As discussed in my last article, I spent some time with my boxes of parts, looking for any significant missing or heavily damaged items that might prove to be time consuming or difficult to replace. All though I found some missing smaller items, there was nothing that didn’t come up as available in the SNG catalog. But there is an issue with the body of this car that I only noticed a few months ago, when I pulled it out of its long term storage. A picture will tell a thousand words.
So here is the passenger side footwell. No, that’s not rust, just some debris. Actually the footwells are nice and smooth. Too smooth. Below is a authentic replacement footwell. Notice the “troughs” for lack of a better word pressed into the sheetmetal. Not to mention the 2 drain holes.

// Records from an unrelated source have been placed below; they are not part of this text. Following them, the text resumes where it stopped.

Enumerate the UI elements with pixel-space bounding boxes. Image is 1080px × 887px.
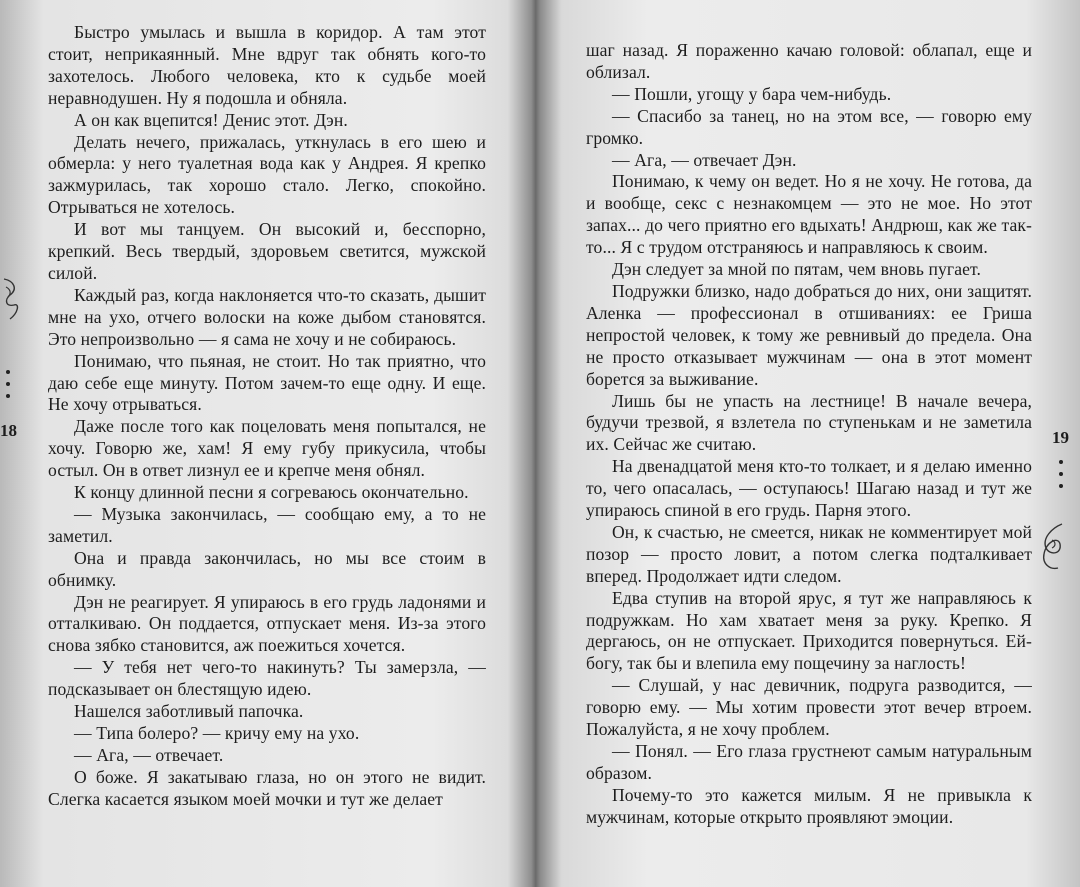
pencil-doodle-mark [1032,520,1072,576]
paragraph: — Типа болеро? — кричу ему на ухо. [74,723,360,743]
paragraph: — Спасибо за танец, но на этом все, — говорю ему громко. [586,105,1032,148]
paragraph: — Понял. — Его глаза грустнеют самым натуральным образом. [586,741,1032,783]
paragraph: — Слушай, у нас девичник, подруга разводится, — говорю ему. — Мы хотим провести этот вечер втроем. Пожалуйста, я не хочу проблем. [586,675,1032,740]
paragraph: — У тебя нет чего-то накинуть? Ты замерзла, — подсказывает он блестящую идею. [48,657,486,700]
ornament-dots [6,370,12,406]
pencil-doodle-mark [0,275,28,325]
paragraph: шаг назад. Я пораженно качаю головой: облапал, еще и облизал. [586,40,1032,82]
paragraph: Дэн следует за мной по пятам, чем вновь пугает. [612,259,981,280]
paragraph: Едва ступив на второй ярус, я тут же направляюсь к подружкам. Но хам хватает меня за руку. Крепко. Я дергаюсь, он не отпускает. Приходится повернуться. Ей-богу, так бы и влепила ему пощечину за наглость! [586,587,1032,674]
paragraph: И вот мы танцуем. Он высокий и, бесспорно, крепкий. Весь твердый, здоровьем светится, мужской силой. [48,219,486,283]
page-number: 19 [1052,428,1069,447]
paragraph: — Ага, — отвечает Дэн. [612,149,797,170]
paragraph: Нашелся заботливый папочка. [74,701,304,722]
paragraph: Дэн не реагирует. Я упираюсь в его грудь ладонями и отталкиваю. Он поддается, отпускает меня. Из-за этого снова зябко становится, аж поежиться хочется. [48,591,486,656]
paragraph: Понимаю, к чему он ведет. Но я не хочу. Не готова, да и вообще, секс с незнакомцем — это не мое. Но этот запах... до чего приятно его вдыхать! Андрюш, как же так-то... Я с трудом отстраняюсь и направляюсь к своим. [586,171,1032,258]
paragraph: Делать нечего, прижалась, уткнулась в его шею и обмерла: у него туалетная вода как у Андрея. Я крепко зажмурилась, так хорошо стало. Легко, спокойно. Отрываться не хотелось. [48,131,486,218]
paragraph: О боже. Я закатываю глаза, но он этого не видит. Слегка касается языком моей мочки и тут же делает [48,766,486,809]
paragraph: К концу длинной песни я согреваюсь окончательно. [74,482,469,503]
paragraph: Он, к счастью, не смеется, никак не комментирует мой позор — просто ловит, а потом слегка подталкивает вперед. Продолжает идти следом. [586,521,1032,586]
paragraph: На двенадцатой меня кто-то толкает, и я делаю именно то, чего опасалась, — оступаюсь! Шагаю назад и тут же упираюсь спиной в его грудь. Парня этого. [586,456,1032,521]
paragraph: Она и правда закончилась, но мы все стоим в обнимку. [48,547,486,590]
ornament-dots [1059,460,1065,496]
paragraph: Быстро умылась и вышла в коридор. А там этот стоит, неприкаянный. Мне вдруг так обнять кого-то захотелось. Любого человека, кто к судьбе моей неравнодушен. Ну я подошла и обняла. [48,22,486,108]
left-page [0,0,532,887]
paragraph: — Пошли, угощу у бара чем-нибудь. [612,83,892,104]
paragraph: А он как вцепится! Денис этот. Дэн. [74,109,348,130]
paragraph: Подружки близко, надо добраться до них, они защитят. Аленка — профессионал в отшиваниях: ее Гриша непростой человек, к тому же ревнивый до предела. Она не просто отказывает мужчинам — она в этот момент борется за выживание. [586,280,1032,389]
text-block [586,40,1032,829]
paragraph: Лишь бы не упасть на лестнице! В начале вечера, будучи трезвой, я взлетела по ступенькам и не заметила их. Сейчас же считаю. [586,390,1032,455]
page-number: 18 [0,421,17,440]
right-page [548,0,1080,887]
paragraph: — Музыка закончилась, — сообщаю ему, а то не заметил. [48,503,486,546]
paragraph: Даже после того как поцеловать меня попытался, не хочу. Говорю же, хам! Я ему губу прикусила, чтобы остыл. Он в ответ лизнул ее и крепче меня обнял. [48,416,486,481]
paragraph: Понимаю, что пьяная, не стоит. Но так приятно, что даю себе еще минуту. Потом зачем-то еще одну. И еще. Не хочу отрываться. [48,350,486,415]
paragraph: Почему-то это кажется милым. Я не привыкла к мужчинам, которые открыто проявляют эмоции. [586,784,1032,827]
paragraph: — Ага, — отвечает. [74,744,224,765]
paragraph: Каждый раз, когда наклоняется что-то сказать, дышит мне на ухо, отчего волоски на коже дыбом становятся. Это непроизвольно — я сама не хочу и не собираюсь. [48,284,486,349]
text-block [48,22,486,811]
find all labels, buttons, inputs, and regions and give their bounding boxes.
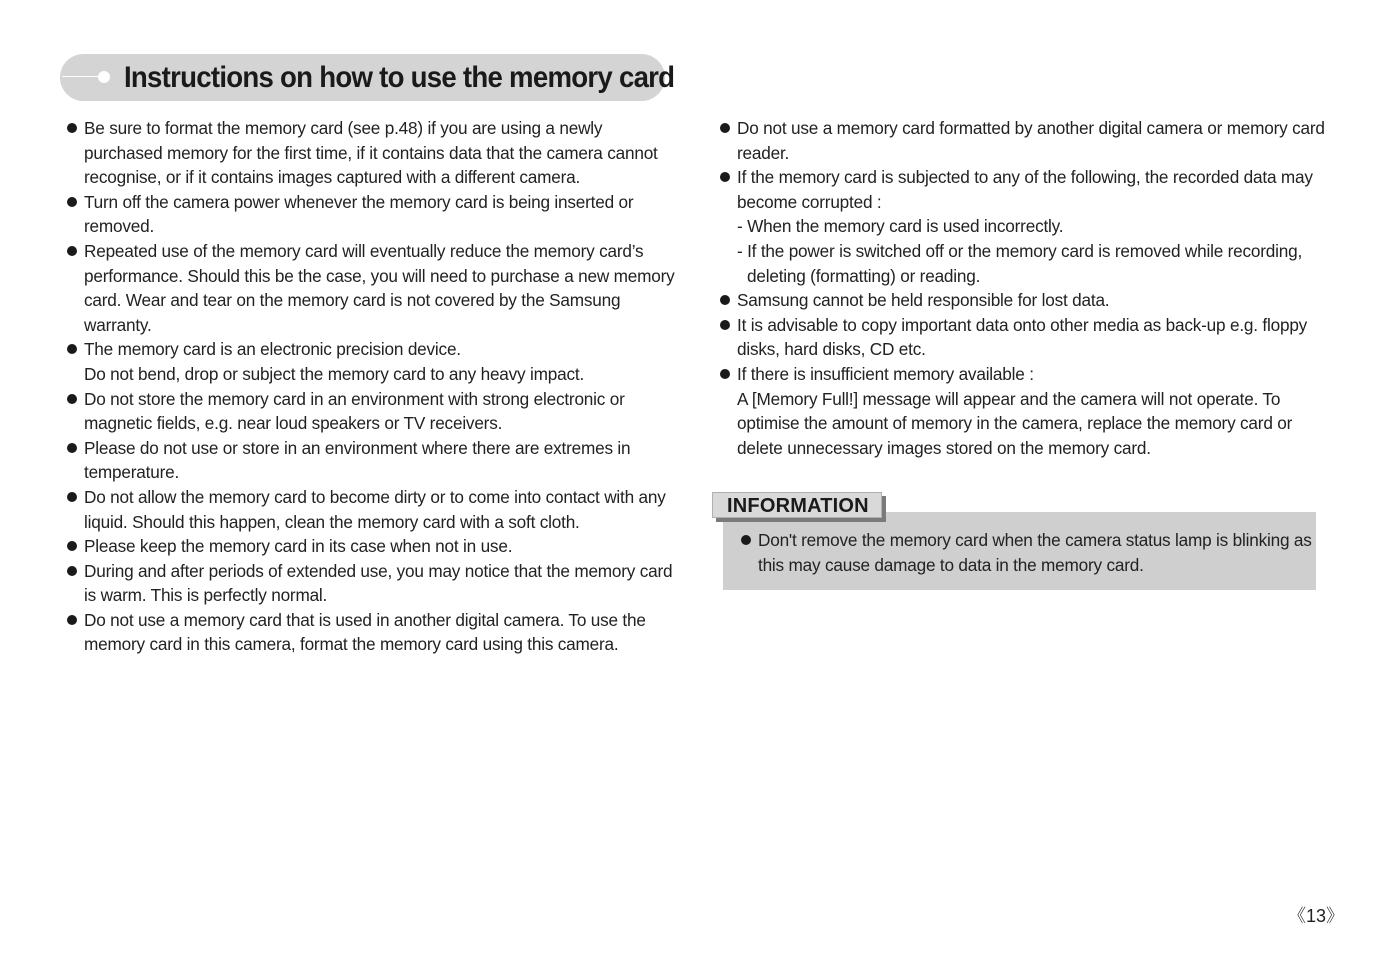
bullet-icon: [67, 566, 77, 576]
bullet-icon: [720, 320, 730, 330]
bullet-icon: [67, 197, 77, 207]
item-line: Do not bend, drop or subject the memory card to any heavy impact.: [84, 363, 585, 384]
item-line: temperature.: [84, 462, 180, 483]
item-line: Repeated use of the memory card will eventually reduce the memory card’s: [84, 240, 644, 261]
item-line: card. Wear and tear on the memory card is not covered by the Samsung: [84, 290, 621, 311]
list-item: [719, 116, 1325, 165]
bullet-icon: [67, 492, 77, 502]
item-line: Don't remove the memory card when the camera status lamp is blinking as: [758, 530, 1312, 550]
information-list: [740, 528, 1310, 577]
item-line: Turn off the camera power whenever the memory card is being inserted or: [84, 191, 634, 212]
list-item: [66, 608, 666, 657]
item-line: purchased memory for the first time, if it contains data that the camera cannot: [84, 142, 658, 163]
item-line: Do not allow the memory card to become dirty or to come into contact with any: [84, 486, 666, 507]
list-item: [719, 313, 1319, 362]
item-line: performance. Should this be the case, you will need to purchase a new memory: [84, 265, 675, 286]
bullet-icon: [720, 172, 730, 182]
bullet-icon: [741, 535, 751, 545]
item-line: is warm. This is perfectly normal.: [84, 585, 328, 606]
information-label-wrapper: [712, 492, 886, 522]
list-item: [66, 239, 675, 337]
item-line: this may cause damage to data in the memory card.: [758, 554, 1144, 575]
item-line: If there is insufficient memory available :: [737, 363, 1034, 384]
item-line: become corrupted :: [737, 191, 882, 212]
bullet-icon: [67, 394, 77, 404]
list-item: [66, 387, 666, 436]
list-item: [66, 534, 666, 559]
page-title: Instructions on how to use the memory card: [124, 61, 675, 94]
bullet-icon: [67, 246, 77, 256]
item-line: Samsung cannot be held responsible for lost data.: [737, 290, 1110, 311]
list-item: [719, 288, 1319, 313]
item-line: Be sure to format the memory card (see p.48) if you are using a newly: [84, 118, 603, 138]
bullet-icon: [67, 615, 77, 625]
item-line: Please keep the memory card in its case when not in use.: [84, 536, 513, 557]
sub-item-line: deleting (formatting) or reading.: [747, 265, 981, 286]
bullet-icon: [67, 443, 77, 453]
item-line: liquid. Should this happen, clean the memory card with a soft cloth.: [84, 511, 580, 532]
left-column-list: [66, 116, 675, 657]
bullet-icon: [720, 123, 730, 133]
item-line: reader.: [737, 142, 790, 163]
item-line: magnetic fields, e.g. near loud speakers or TV receivers.: [84, 413, 503, 434]
item-line: The memory card is an electronic precision device.: [84, 339, 461, 360]
list-item: [66, 190, 666, 239]
bullet-icon: [720, 295, 730, 305]
right-column-list: [719, 116, 1325, 460]
list-item: [740, 528, 1310, 577]
sub-item-line: - When the memory card is used incorrectly.: [737, 216, 1064, 237]
list-item: [719, 362, 1319, 460]
item-line: recognise, or if it contains images captured with a different camera.: [84, 167, 581, 188]
item-line: A [Memory Full!] message will appear and the camera will not operate. To: [737, 388, 1281, 409]
item-line: disks, hard disks, CD etc.: [737, 339, 926, 360]
list-item: [66, 337, 666, 386]
bullet-icon: [67, 541, 77, 551]
bullet-icon: [67, 344, 77, 354]
list-item: [66, 485, 666, 534]
item-line: removed.: [84, 216, 155, 237]
list-item: [719, 165, 1319, 288]
list-item: [66, 116, 666, 190]
title-decoration-dot: [98, 71, 110, 83]
item-line: Do not store the memory card in an environment with strong electronic or: [84, 388, 625, 409]
item-line: memory card in this camera, format the memory card using this camera.: [84, 634, 619, 655]
item-line: delete unnecessary images stored on the memory card.: [737, 437, 1151, 458]
list-item: [66, 436, 666, 485]
item-line: Do not use a memory card formatted by another digital camera or memory card: [737, 118, 1325, 138]
item-line: Please do not use or store in an environment where there are extremes in: [84, 437, 631, 458]
list-item: [66, 559, 673, 608]
page-number: 《13》: [1288, 906, 1345, 926]
item-line: Do not use a memory card that is used in another digital camera. To use the: [84, 609, 646, 630]
bullet-icon: [720, 369, 730, 379]
item-line: warranty.: [84, 314, 152, 335]
bullet-icon: [67, 123, 77, 133]
item-line: optimise the amount of memory in the camera, replace the memory card or: [737, 413, 1293, 434]
item-line: During and after periods of extended use, you may notice that the memory card: [84, 560, 673, 581]
information-label: INFORMATION: [712, 492, 882, 518]
item-line: It is advisable to copy important data onto other media as back-up e.g. floppy: [737, 314, 1308, 335]
item-line: If the memory card is subjected to any of the following, the recorded data may: [737, 167, 1313, 188]
sub-item-line: - If the power is switched off or the memory card is removed while recording,: [737, 240, 1303, 261]
title-decoration-line: [62, 76, 100, 77]
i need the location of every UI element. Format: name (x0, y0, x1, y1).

Here is a shot of the firewall, where the brake booster vacuum reservoir mounts. Also very smooth and no holes for the reservoir.
Here is the picture of the same area on my 2+2. Notice the pressed in X pattern, the standing seam joint, and the various holes?
At a previous time, someone had replaced the footwells, the bulkhead panel, and the sill closing panel with plain sheetmetal parts. They did a nice job from a structural standpoint but the way they did the fabrication is in no way as the car was originally built. So part of my restoration plan now includes cutting out these pieces and replacing them with factory correct parts. The black footwell panel in the photo above is one that I have already obtained from SNG Barrett. Not shown but I have also obtained the bulkhead and sill closing plates from SNG.
So while thinking about the replacement of these pieces, it occured to me that the “engine frames” attach to the sill closing plate, which has substantial captive nut plates in behind it. And if I wound up having to cut out and replace the captive nut plates, it would be necessary to temporarily mount the engine frames so as to position the nut plates correctly. This and the fact that 60 year old engine frames are not always in the best of shape led me to go up to the attic and retrieve my left and right engine frames. At some point, someone had painted them up nicely with heavy grey primer. This had to come off in order to evaluate the frames. So into my bead blast cabinet they went, one at a time. I started by bead blasting the welds on the drivers side frame. No issues noticed. Then I started to remove the paint on the tubes themselves. And found this.
Toast. On the the other frame. The welds all looked OK. Then I found pinholes on the underside of one of the tubes.
Also toast. Well, while we are here, let’s at least admire some of the copper-bronze brazing work on the frames.
Fortunately, as with many parts for an Etype, these engine frames are available from SNG. Not cheap, but available.
So that was enough mayhem for one day. I put a little spray can primer on the engine frames and will use them as templates until my repalcement frames arrive.